I was looking for a math tutor. Unfortunately, auto manufacturers are no longer willing to provide this service:
In lieu of buying a car, I built a math tutor MCP server.
This post describes MathTutor, but the main takeaway should be the underexplored design area it lives in: symbiosis between the model and the software. MathTutor is called only from inside a LLM-based agent; the LLM generates most application state on-demand while MathTutor keeps it on task over a long time horizon.
Curriculum as a Tool
Before building MathTutor, I tried the easier alternative of asking a LLM to teach me. Results were similar across frontier Claude, GPT, and Gemini models. They can teach an individual lesson well, but without guidance the model fails to pull many lessons together into a cohesive curriculum. I needed a way to manage a full course.

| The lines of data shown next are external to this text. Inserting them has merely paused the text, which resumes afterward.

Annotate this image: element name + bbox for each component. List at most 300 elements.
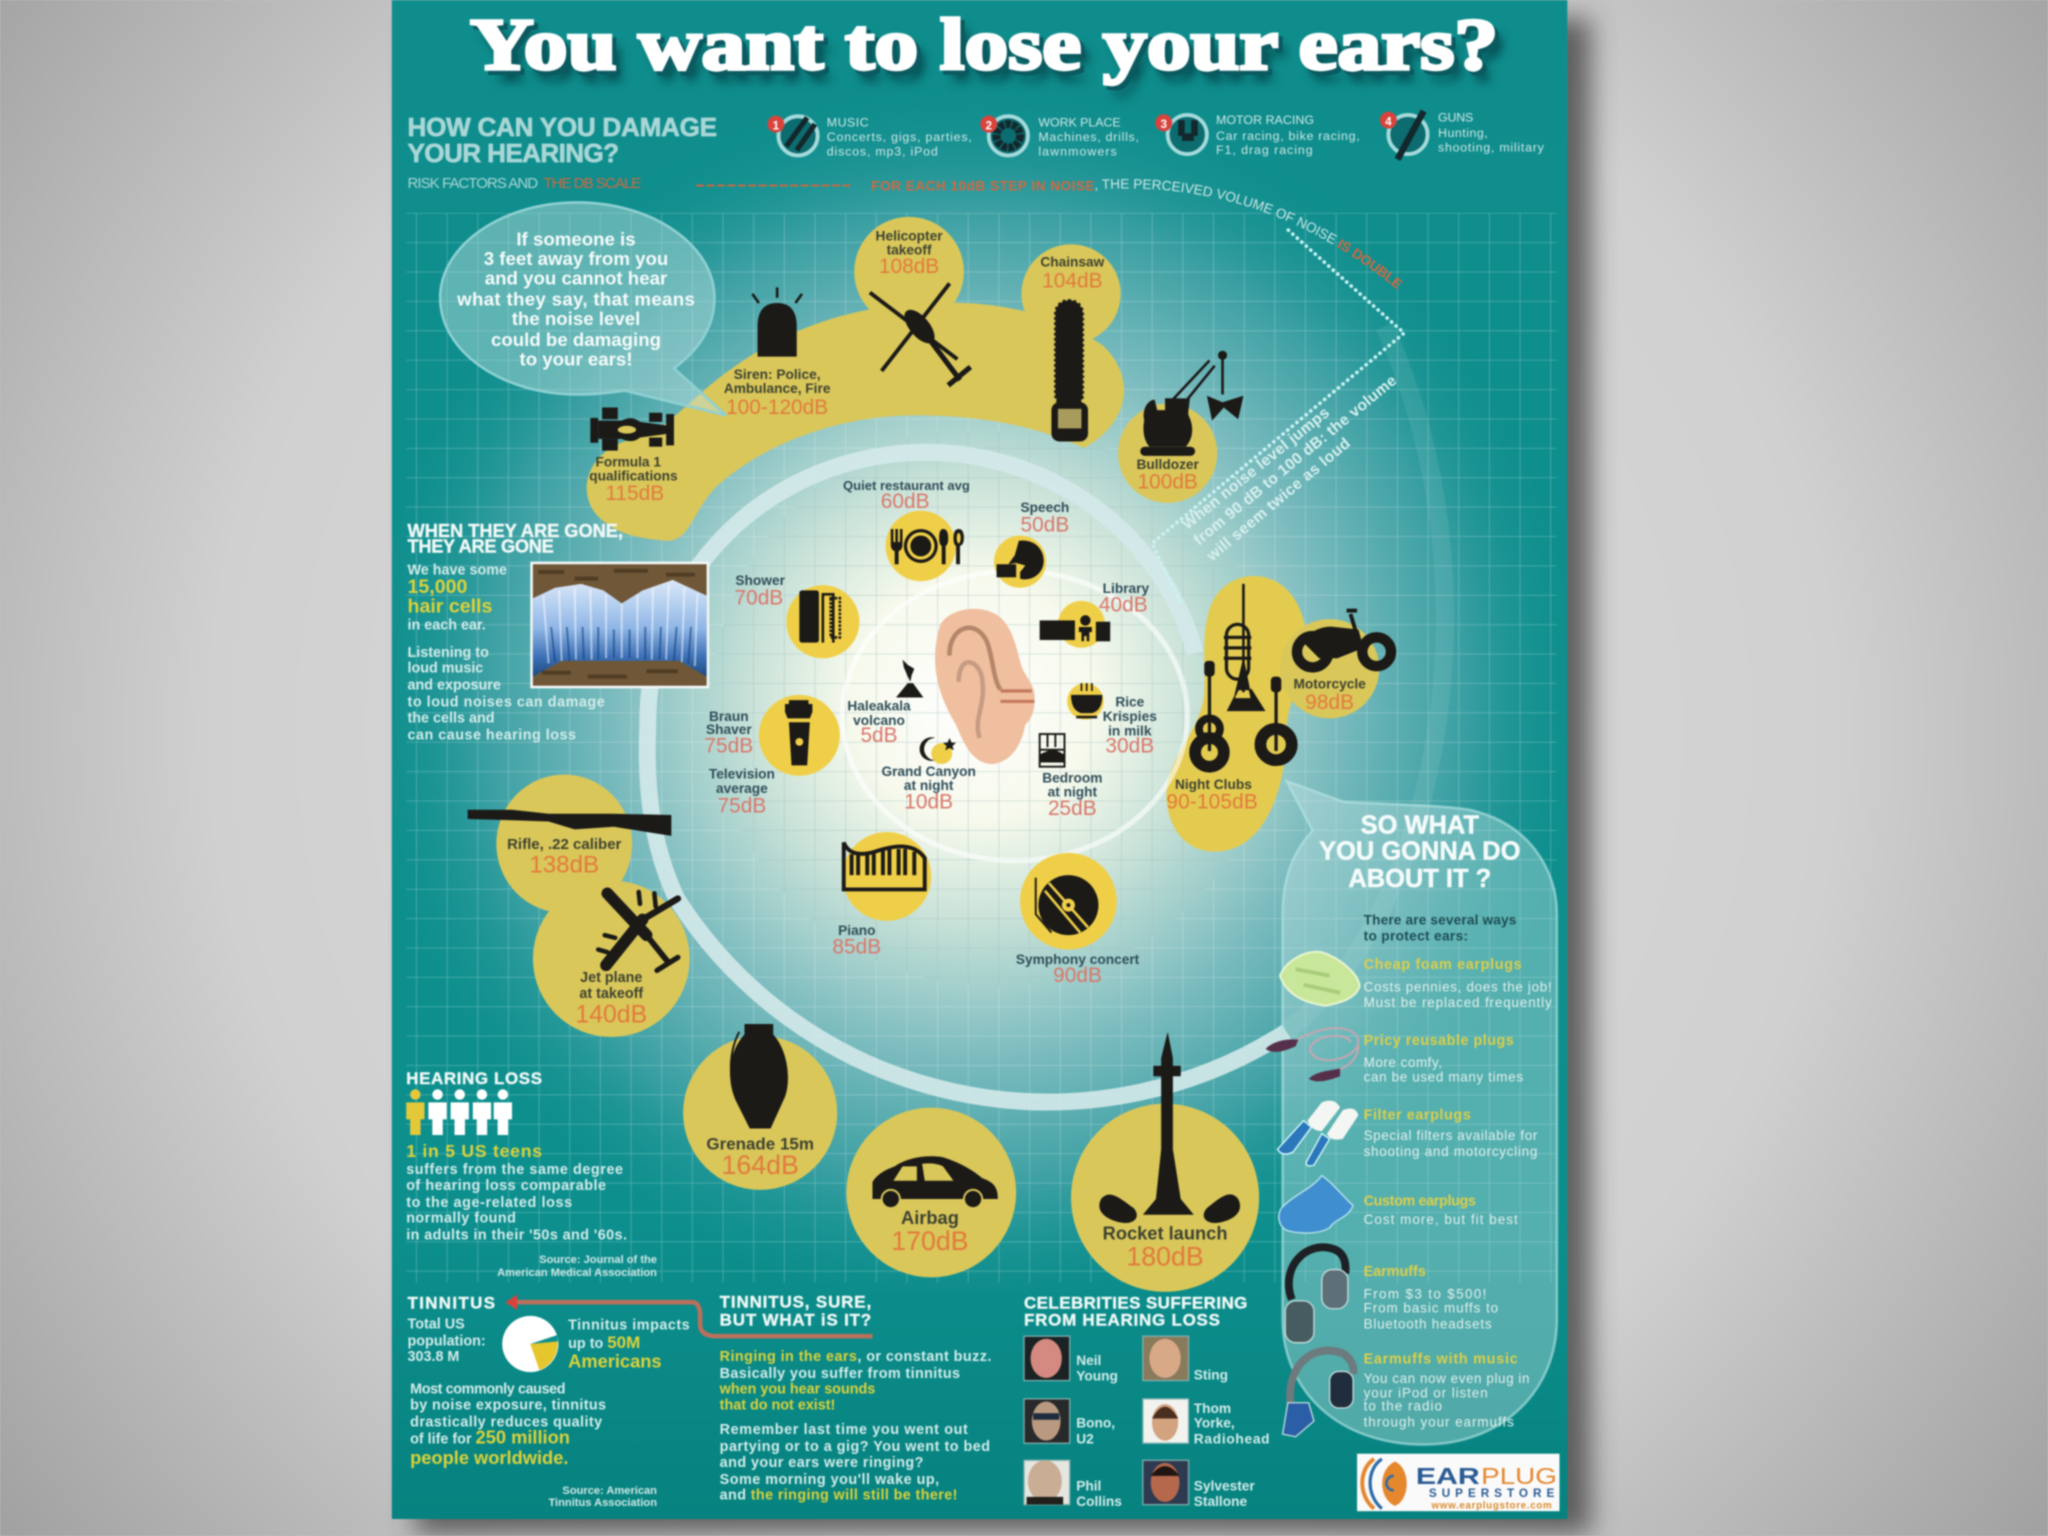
label: library: [1099, 581, 1149, 616]
option: earmuffs: From basic muffs to: [1364, 1301, 1498, 1316]
population: population:: [408, 1333, 486, 1349]
icon: rice bowl: [1071, 683, 1102, 718]
label: grand canyon: at night: [904, 778, 954, 793]
icon: trumpet: [1224, 584, 1264, 711]
statistic: 1 in 5 US teens: [406, 1141, 542, 1161]
rotated volume note: When noise level jumps: [1179, 404, 1333, 533]
name: Phil Collins: Collins: [1076, 1494, 1122, 1509]
option: custom earplugs: Cost more, but fit best: [1364, 1212, 1518, 1227]
icon: ear: [935, 609, 1035, 764]
section: what is tinnitus: [719, 1292, 991, 1503]
label: rice krispies: [1103, 695, 1157, 757]
option: foam earplugs: [1280, 952, 1552, 1010]
bubble text: to your ears!: [519, 349, 633, 370]
label: night clubs: [1166, 777, 1258, 813]
population: [408, 1316, 486, 1365]
label: airbag: [891, 1207, 969, 1256]
label: symphony: Symphony concert: [1016, 952, 1140, 967]
risk factor: work place: WORK PLACE: [1038, 116, 1121, 130]
label: bulldozer: Bulldozer: [1136, 457, 1200, 472]
label: piano: Piano: [838, 923, 875, 938]
label: rice krispies: 30dB: [1105, 734, 1154, 757]
name: Phil Collins: [1076, 1478, 1122, 1509]
option: filter earplugs: Filter earplugs: [1364, 1107, 1471, 1123]
icon: guitars: [1195, 661, 1292, 767]
impact: [568, 1318, 690, 1372]
inner grid: [714, 432, 1234, 985]
dotted doubling line: [1152, 229, 1404, 601]
label: grenade: 164dB: [721, 1150, 799, 1180]
label: shower: Shower: [735, 573, 786, 588]
label: motorcycle: [1293, 676, 1366, 714]
section: celebrities: [1024, 1294, 1270, 1509]
icon: bedroom: [1040, 734, 1064, 767]
label: piano: 85dB: [832, 935, 881, 958]
text block: Remember last time you went out: [720, 1422, 968, 1438]
label: shower: [734, 573, 786, 610]
label: shaver: [704, 709, 753, 757]
label: bulldozer: [1136, 457, 1200, 493]
photo: Bono: [1024, 1399, 1070, 1443]
text block: in adults in their '50s and '60s.: [406, 1228, 627, 1244]
icon: volcano: [896, 660, 923, 697]
label: shaver: 75dB: [704, 734, 753, 757]
option: filter earplugs: [1277, 1101, 1538, 1166]
heading: CELEBRITIES SUFFERING: [1024, 1294, 1247, 1313]
bubble text: the noise level: [512, 308, 640, 329]
heading: [408, 520, 623, 556]
icon: siren: [752, 287, 802, 357]
yellow circle: bulldozer: [1118, 404, 1217, 503]
name: Bono: U2: [1076, 1431, 1094, 1446]
text block: 15,000: [408, 576, 468, 598]
source: [548, 1485, 657, 1509]
text block: Some morning you'll wake up,: [720, 1472, 939, 1488]
label: speech: 50dB: [1021, 514, 1069, 537]
text block: We have some: [408, 563, 507, 579]
text block: can cause hearing loss: [408, 727, 576, 743]
text block: of hearing loss comparable: [406, 1178, 606, 1194]
icon: library: [1040, 615, 1110, 641]
logo: ear plug superstore: EAR: [1416, 1463, 1480, 1489]
intro: to protect ears:: [1364, 928, 1468, 943]
text block: Most commonly caused: [410, 1382, 566, 1398]
name: Thom Yorke: Thom: [1194, 1401, 1231, 1416]
heading: YOU GONNA DO: [1319, 837, 1520, 865]
yellow circle: jet: [533, 880, 690, 1037]
logo: ear plug superstore: [1357, 1454, 1560, 1512]
icon: shower: [799, 590, 840, 643]
text block: of life for 250 million: [410, 1426, 570, 1447]
label: chainsaw: 104dB: [1042, 269, 1103, 292]
label: night clubs: 90-105dB: [1166, 790, 1258, 813]
option: earmuffs: Earmuffs: [1364, 1264, 1426, 1280]
label: grand canyon: 10dB: [904, 790, 953, 813]
heading: [1024, 1294, 1247, 1330]
icon: restaurant: [891, 529, 964, 564]
text block: and your ears were ringing?: [720, 1455, 923, 1471]
text block: [410, 1382, 606, 1468]
source: Tinnitus Association: [548, 1497, 657, 1509]
text block: [406, 1162, 627, 1244]
intro: There are several ways: [1364, 913, 1517, 928]
label: television: average: [716, 781, 768, 796]
yellow dots: inner circle: [759, 511, 1117, 950]
bubble text: 3 feet away from you: [484, 248, 668, 269]
label: rice krispies: in milk: [1108, 723, 1152, 738]
subheading: risk factors: [408, 175, 641, 192]
option: reusable plugs: can be used many times: [1364, 1069, 1523, 1084]
bubble text: If someone is: [516, 229, 636, 250]
heading: HEARING LOSS: [406, 1069, 542, 1088]
label: rifle: [507, 836, 622, 878]
heading: how can you damage: YOUR HEARING?: [408, 138, 619, 168]
photo: Sylvester Stallone: [1143, 1460, 1189, 1505]
label: grand canyon: [881, 764, 976, 813]
icon: helicopter: [870, 283, 970, 385]
risk factor: motor racing: [1155, 113, 1360, 157]
label: helicopter: 108dB: [879, 255, 939, 278]
subheading: risk factors: THE DB SCALE: [543, 175, 641, 192]
rotated volume note: from 90 dB to 100 dB: the volume: [1191, 372, 1400, 549]
label: rifle: 138dB: [529, 851, 599, 878]
label: night clubs: Night Clubs: [1175, 777, 1252, 792]
option: earmuffs with music: to the radio: [1364, 1399, 1442, 1414]
label: rice krispies: Rice: [1115, 695, 1145, 710]
label: haleakala: Haleakala: [847, 699, 911, 714]
label: library: 40dB: [1099, 593, 1148, 616]
risk factor: music: [767, 116, 972, 158]
risk factor: music: MUSIC: [827, 116, 869, 130]
risk factor: motor racing: Car racing, bike racing,: [1216, 129, 1360, 143]
text block: [719, 1349, 991, 1503]
name: Phil Collins: Phil: [1076, 1478, 1101, 1493]
label: motorcycle: Motorcycle: [1293, 676, 1366, 691]
heading: how can you damage: [408, 112, 717, 168]
text block: Ringing in the ears, or constant buzz.: [720, 1349, 991, 1365]
poster shadow: [415, 18, 1591, 1533]
photo: hair cells: [530, 562, 709, 688]
label: siren: [724, 367, 831, 419]
risk factor: work place: lawnmowers: [1038, 144, 1117, 158]
heading: [720, 1292, 871, 1330]
risk factor: guns: GUNS: [1438, 110, 1473, 124]
label: jet: Jet plane: [580, 970, 642, 986]
risk factor: guns: 4: [1385, 115, 1392, 128]
label: library: Library: [1103, 581, 1149, 596]
option: earmuffs: From $3 to $500!: [1364, 1286, 1486, 1301]
label: rocket: 180dB: [1126, 1242, 1204, 1272]
yellow circle: grenade: [683, 1036, 837, 1190]
option: filter earplugs: Special filters available for: [1364, 1128, 1538, 1143]
source: Source: Journal of the: [539, 1254, 657, 1266]
risk factor: work place: [980, 116, 1139, 158]
heading: FROM HEARING LOSS: [1024, 1311, 1220, 1330]
text block: [408, 563, 605, 743]
name: Sting: Sting: [1194, 1367, 1228, 1382]
option: earmuffs with music: [1283, 1351, 1529, 1437]
option: earmuffs: [1285, 1247, 1498, 1343]
heading: THEY ARE GONE: [408, 535, 554, 556]
section: tinnitus: [408, 1294, 690, 1509]
risk factor: music: Concerts, gigs, parties,: [827, 130, 972, 144]
text block: by noise exposure, tinnitus: [410, 1397, 606, 1413]
population: 303.8 M: [408, 1349, 459, 1365]
heading: TINNITUS: [408, 1294, 495, 1313]
icon: chainsaw: [1051, 300, 1088, 441]
label: grenade: Grenade 15m: [706, 1134, 814, 1153]
label: bedroom: 25dB: [1048, 797, 1097, 820]
text block: in each ear.: [408, 618, 486, 634]
yellow circle: rocket: [1071, 1104, 1259, 1292]
option: earmuffs: Bluetooth headsets: [1364, 1316, 1492, 1331]
name: Sylvester Stallone: Sylvester: [1194, 1478, 1255, 1493]
name: Neil Young: Young: [1076, 1369, 1118, 1384]
label: piano: [832, 923, 881, 958]
option: reusable plugs: More comfy,: [1364, 1055, 1442, 1070]
yellow circle: helicopter: [854, 217, 964, 327]
risk factor: music: 1: [773, 119, 780, 132]
option: earmuffs with music: your iPod or listen: [1364, 1386, 1488, 1401]
heading: TINNITUS, SURE,: [720, 1292, 871, 1311]
text block: and exposure: [408, 678, 501, 694]
label: helicopter: [876, 228, 943, 278]
impact: up to 50M: [568, 1333, 640, 1352]
risk factor: motor racing: F1, drag racing: [1216, 143, 1313, 157]
label: bulldozer: 100dB: [1137, 470, 1198, 493]
logo: ear plug superstore: PLUG: [1481, 1463, 1557, 1489]
label: rocket: Rocket launch: [1103, 1223, 1227, 1244]
curved scale caption: [695, 178, 1404, 290]
label: speech: [1021, 500, 1069, 537]
label: rice krispies: Krispies: [1103, 709, 1157, 724]
name: Sylvester Stallone: Stallone: [1194, 1494, 1247, 1509]
label: bedroom: [1042, 770, 1102, 820]
yellow circle: rifle: [496, 775, 632, 913]
icon: piano: [844, 842, 925, 889]
photo: Neil Young: [1024, 1336, 1070, 1381]
text block: drastically reduces quality: [410, 1414, 602, 1430]
option: reusable plugs: [1266, 1028, 1523, 1084]
label: haleakala: 5dB: [860, 724, 898, 747]
option: foam earplugs: Cheap foam earplugs: [1364, 957, 1522, 973]
label: chainsaw: Chainsaw: [1040, 254, 1105, 269]
name: Bono: [1076, 1416, 1115, 1446]
label: haleakala: volcano: [853, 713, 905, 728]
heading: how can you damage: HOW CAN YOU DAMAGE: [408, 112, 717, 142]
label: airbag: 170dB: [891, 1226, 969, 1256]
yellow circle: airbag: [846, 1108, 1016, 1277]
inner ring: [842, 571, 1187, 861]
text block: Listening to: [408, 645, 489, 661]
text block: and the ringing will still be there!: [720, 1487, 957, 1503]
risk factor: motor racing: MOTOR RACING: [1216, 113, 1314, 127]
option: filter earplugs: shooting and motorcycling: [1364, 1144, 1537, 1159]
text block: Basically you suffer from tinnitus: [720, 1366, 960, 1382]
label: restaurant: Quiet restaurant avg: [843, 478, 970, 493]
option: earmuffs with music: through your earmuffs: [1364, 1414, 1514, 1429]
label: F1: 115dB: [605, 482, 664, 505]
icon: F1 car: [590, 408, 674, 451]
bubble text: what they say, that means: [456, 289, 695, 310]
title: You want to lose your ears?: [474, 8, 1502, 89]
option: earmuffs with music: Earmuffs with music: [1364, 1352, 1518, 1368]
name: Bono: Bono,: [1076, 1416, 1115, 1431]
risk factor: guns: [1380, 110, 1545, 159]
bubble text: [456, 229, 695, 370]
yellow circle: motorcycle: [1280, 619, 1379, 718]
yellow circle: chainsaw: [1021, 244, 1121, 344]
option: custom earplugs: [1279, 1176, 1518, 1233]
heading: ABOUT IT ?: [1348, 865, 1491, 893]
source: Source: American: [562, 1485, 657, 1497]
source: American Medical Association: [497, 1267, 657, 1279]
risk factor: work place: Machines, drills,: [1038, 130, 1139, 144]
label: F1: qualifications: [589, 469, 678, 484]
option: reusable plugs: Pricy reusable plugs: [1364, 1033, 1514, 1049]
population: Total US: [408, 1316, 465, 1332]
name: Neil Young: [1076, 1353, 1118, 1384]
curved scale caption: FOR EACH 10dB STEP IN NOISE: [871, 179, 1095, 194]
curved scale caption: , THE PERCEIVED VOLUME OF NOISE IS DOUBLE: [1094, 178, 1404, 290]
text block: people worldwide.: [410, 1447, 568, 1468]
text block: loud music: [408, 661, 483, 677]
label: airbag: Airbag: [901, 1207, 959, 1228]
central glow: [392, 78, 1567, 1293]
label: restaurant: 60dB: [881, 490, 930, 513]
icon: rocket: [1099, 1032, 1240, 1223]
text block: when you hear sounds: [719, 1382, 875, 1398]
label: motorcycle: 98dB: [1305, 691, 1354, 714]
label: F1: Formula 1: [595, 454, 661, 469]
name: Thom Yorke: Yorke,: [1194, 1416, 1235, 1431]
text block: partying or to a gig? You went to bed: [720, 1439, 990, 1455]
label: speech: Speech: [1021, 500, 1069, 515]
text block: that do not exist!: [720, 1397, 835, 1413]
heading: SO WHAT: [1361, 811, 1479, 839]
label: shaver: Braun: [709, 709, 749, 724]
logo: ear plug superstore: www.earplugstore.com: [1431, 1501, 1552, 1512]
icon: shaver: [785, 700, 812, 765]
yellow arc blob: loud noises: [587, 303, 1124, 541]
label: bedroom: Bedroom: [1042, 770, 1102, 785]
icon: jet: [598, 892, 678, 970]
icon: grenade: [730, 1024, 788, 1128]
label: siren: Siren: Police,: [734, 367, 821, 382]
label: jet: at takeoff: [579, 986, 643, 1002]
subheading: risk factors: RISK FACTORS AND: [408, 175, 538, 192]
label: shaver: Shaver: [706, 722, 752, 737]
option: foam earplugs: Must be replaced frequently: [1364, 995, 1552, 1010]
bubble text: and you cannot hear: [485, 268, 667, 289]
name: Thom Yorke: Radiohead: [1194, 1431, 1270, 1446]
pie chart: [502, 1316, 558, 1372]
option: earmuffs with music: You can now even plug in: [1364, 1371, 1529, 1386]
source: [497, 1254, 657, 1279]
label: helicopter: Helicopter: [876, 228, 943, 243]
icon: bulldozer: [1140, 351, 1243, 456]
label: jet: [575, 970, 647, 1029]
name: Thom Yorke: [1194, 1401, 1270, 1446]
text block: to loud noises can damage: [408, 695, 605, 711]
section: hearing loss: [406, 1069, 657, 1279]
label: grand canyon: Grand Canyon: [881, 764, 976, 779]
label: grenade: [706, 1134, 814, 1180]
label: chainsaw: [1040, 254, 1105, 292]
arrow: tinnitus: [505, 1294, 872, 1336]
text block: hair cells: [408, 596, 493, 618]
logo: ear plug superstore: SUPERSTORE: [1429, 1487, 1554, 1500]
title: You want to lose your ears?: [470, 4, 1498, 85]
label: helicopter: takeoff: [887, 243, 932, 258]
label: rocket: [1103, 1223, 1227, 1272]
risk factor: guns: Hunting,: [1438, 126, 1488, 140]
poster panel: [392, 0, 1567, 1519]
label: siren: Ambulance, Fire: [724, 381, 831, 396]
label: F1: [589, 454, 678, 505]
impact: Americans: [568, 1351, 662, 1372]
label: symphony: 90dB: [1053, 964, 1102, 987]
heading: [1319, 811, 1520, 893]
label: shower: 70dB: [734, 587, 783, 610]
rotated volume note: will seem twice as loud: [1203, 435, 1354, 565]
speech bubble: [440, 202, 726, 415]
intro: [1364, 913, 1517, 943]
panel: what to do: [1266, 781, 1557, 1445]
photo: Thom Yorke: [1143, 1399, 1189, 1443]
label: symphony: [1016, 952, 1140, 987]
label: siren: 100-120dB: [726, 396, 828, 419]
icon: motorcycle: [1297, 609, 1391, 667]
icon: grand canyon moon and star: [920, 737, 956, 761]
yellow blob: night clubs: [1166, 576, 1306, 852]
icon: rifle: [468, 810, 671, 836]
label: television: [709, 766, 775, 817]
option: custom earplugs: Custom earplugs: [1364, 1194, 1476, 1210]
icon: record: [1036, 875, 1098, 935]
heading: WHEN THEY ARE GONE,: [408, 520, 623, 541]
text block: the cells and: [408, 710, 494, 726]
label: jet: 140dB: [575, 1002, 647, 1029]
label: television: 75dB: [717, 794, 766, 817]
label: restaurant: [843, 478, 970, 513]
text block: normally found: [406, 1211, 516, 1227]
risk factor: music: discos, mp3, iPod: [827, 144, 938, 158]
name: Sylvester Stallone: [1194, 1478, 1255, 1509]
heading: BUT WHAT iS IT?: [720, 1311, 871, 1330]
photo: Sting: [1143, 1336, 1189, 1381]
risk factor: guns: shooting, military: [1438, 141, 1545, 155]
icon: car: [872, 1156, 998, 1208]
option: foam earplugs: Costs pennies, does the job!: [1364, 979, 1552, 994]
photo: Phil Collins: [1024, 1460, 1070, 1505]
label: rifle: Rifle, .22 caliber: [507, 836, 622, 853]
spiral ring: [647, 327, 1445, 1102]
impact: Tinnitus impacts: [568, 1318, 690, 1334]
grid: [406, 213, 1557, 1283]
icon: five people: [406, 1089, 512, 1135]
icon: speech: [997, 540, 1044, 579]
title: You want to lose your ears?: [479, 16, 1507, 97]
risk factor: work place: 2: [985, 119, 992, 132]
section: hair cells: [408, 520, 709, 743]
bubble text: could be damaging: [491, 329, 661, 350]
label: bedroom: at night: [1048, 785, 1097, 800]
label: television: Television: [709, 766, 775, 781]
risk factor: motor racing: 3: [1160, 118, 1167, 131]
name: Neil Young: Neil: [1076, 1353, 1101, 1368]
text block: to the age-related loss: [406, 1195, 572, 1211]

Thus, MathTutor (MT from now on). It splits responsibilities: the LLM teaches, the software schedules the curriculum. The curriculum is written ahead of time as a human + LLM collaboration, so each tutoring session operates over an existing curriculum rather than making one up as it goes. While tutoring, the model attends to one lesson at a time.
A tutoring session begins when I start a new thread and type "Tutor Me." The LLM calls MT to fetch the next scheduled lesson or quiz topic. Then the LLM generates content for the topic, saves it to MT, and presents it. We have a back-and-forth where it teaches and I answer questions. Finally, the LLM calls MT again to persist my quiz answers before the next fetch.
MT effectively works as an iterator over the curriculum, waiting for me to complete an item before it moves on. If I reach the end of the curriculum, MT returns done and class is over.
Design
MT's design leans into LLM strengths (mathematical knowledge and conversation) while sidestepping its shortcomings in scheduling and long-term memory. The teaching bits improve as models improve, and the deterministic bits never degrade. I can start a tutoring session in a new thread and pick up at the exact point where I left off on a separate device, with a different LLM.
Every MT feature is model-discoverable and model-controlled, so there is no mismatch between app and agent capability. This solves a huge problem for agents. A chat UI provides no info about MCP feature coverage, and if an MCP server exposes the wrong subset of features, requests fail in a most infuriating fashion. The only real solution is feature parity. If the whole app embeds in the agent, parity is solved.
Hot Take: 90% of the "write CLIs, not MCPs" discourse follows from CLIs being structurally discoverable by the agent and MCPs being slapped-on APIs with incomplete coverage.
A tool also avoids introducing new user friction or conflicts of interest. LLM and agent choice is up to the user; they have no new GUI to learn or app to install. MT has no token opex and thus no incentive to degrade model quality or cap conversation length.
Fundamentally, the core design mechanic works. The LLM + tool combo is a great teacher. I can argue with my textbook. I can ask it for alternate explanations, harder quizzes, or more examples. Spaced repetition means I master the material instead of reading and forgetting. I can see this design pattern spreading for education apps, scripted games, and creative tools.
The Future is in Beta
The current user experience suffers from agent quality issues. Claude for iOS cannot add custom MCP servers. The Claude for Mac MCP client fails to follow tool-call schemas correctly. Antigravity fails to connect to custom MCP servers; when I try to troubleshoot, Google's LLM links me to third party blog posts instead of Google developer docs, which to be fair are also incorrect. Uptime reliability hovers between one and two nines. It's all a bit sloppy and immature.
Before adoption can happen in force, agents will need to fix their warts. But in the long term, I foresee a boom in MT-style agent tools and libraries.